Zeitpunkt für Baustart steht

Fest steht auch, wann die Arbeiten beginnen sollen: Der Baustart für den 85 Millionen Euro teuren ersten Bauabschnitt ist jetzt für Anfang Oktober geplant, also etwa später als angekündigt. Zuletzt war der Baustart bis Juli avisiert worden.

Angesichts der langen Bauzeit wird diese Verzögerung aber kaum ins Gewicht fallen. Für die gesamte Strecke rechnet die Deges mit einer Bauzeit bis Mitte 2026.

Die heutige B1 wird in dieser Zeit auf eine Länge von rund 9,5 Kilometern ausgebaut und damit zu einem weiteren Teilstück der Autobahn 40. Statt der bisher vier Fahrstreifen gibt es dann sechs Fahrstreifen – drei für jede Richtung – plus Standstreifen.

„Ziel ist es, den Verkehrsfluss auf der vielbefahrenen Strecke zu verbessern und den Anforderungen der wachsenden Ruhr-Metropole Dortmund gerecht zu werden“, teilt die Deges mit.
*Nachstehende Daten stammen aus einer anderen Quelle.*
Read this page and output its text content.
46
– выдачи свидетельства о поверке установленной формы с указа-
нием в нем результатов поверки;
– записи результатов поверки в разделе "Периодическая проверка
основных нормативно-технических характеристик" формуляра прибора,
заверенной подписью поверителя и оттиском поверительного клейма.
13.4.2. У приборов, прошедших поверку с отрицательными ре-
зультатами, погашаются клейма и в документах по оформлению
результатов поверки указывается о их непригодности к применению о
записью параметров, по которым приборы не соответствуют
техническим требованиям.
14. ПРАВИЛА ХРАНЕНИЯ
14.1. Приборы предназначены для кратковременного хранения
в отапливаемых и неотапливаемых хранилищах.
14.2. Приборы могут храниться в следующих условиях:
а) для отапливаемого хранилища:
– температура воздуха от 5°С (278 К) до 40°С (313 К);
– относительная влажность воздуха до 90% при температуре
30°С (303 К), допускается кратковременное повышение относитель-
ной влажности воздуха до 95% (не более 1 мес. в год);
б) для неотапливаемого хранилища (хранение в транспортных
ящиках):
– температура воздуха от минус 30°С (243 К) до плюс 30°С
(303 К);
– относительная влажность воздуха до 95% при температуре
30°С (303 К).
Dies habe „positive Auswirkungen auf die Fahrzeiten von Berufspendlern und ebenso auf die Wirtschaftsverkehre“.

Brücken werden ersetzt oder erneuert

Zu den besonderen Herausforderungen gehört, dass neben der Verbreiterung der Fahrbahn in Richtung Norden insgesamt zwölf Brücken ersetzt oder erneuert werden müssen – der Anfang wurde schon am Buddenacker zwischen Aplerbeck und Asseln und an der Kurze Straße in Holzwickede gemacht.

Jetzt beginnt der eigentliche Streckenausbau, bei der die B1 in Richtung Norden verbreitert wird. Die erste Bauphase mit der Strecke in Fahrtrichtung Dortmund soll laut Deges voraussichtlich bis Ende 2023 dauern. In dieser Zeit fließt der Autoverkehr auf der B1 in beiden Richtungen zweispurig über verengte Fahrstreifen.

Zu den ersten Arbeiten gehört der Bau der Lärmschutzwände, für die der Auftrag an das Bauunternehmern Johann Bunte aus Papenburg vergeben wurde.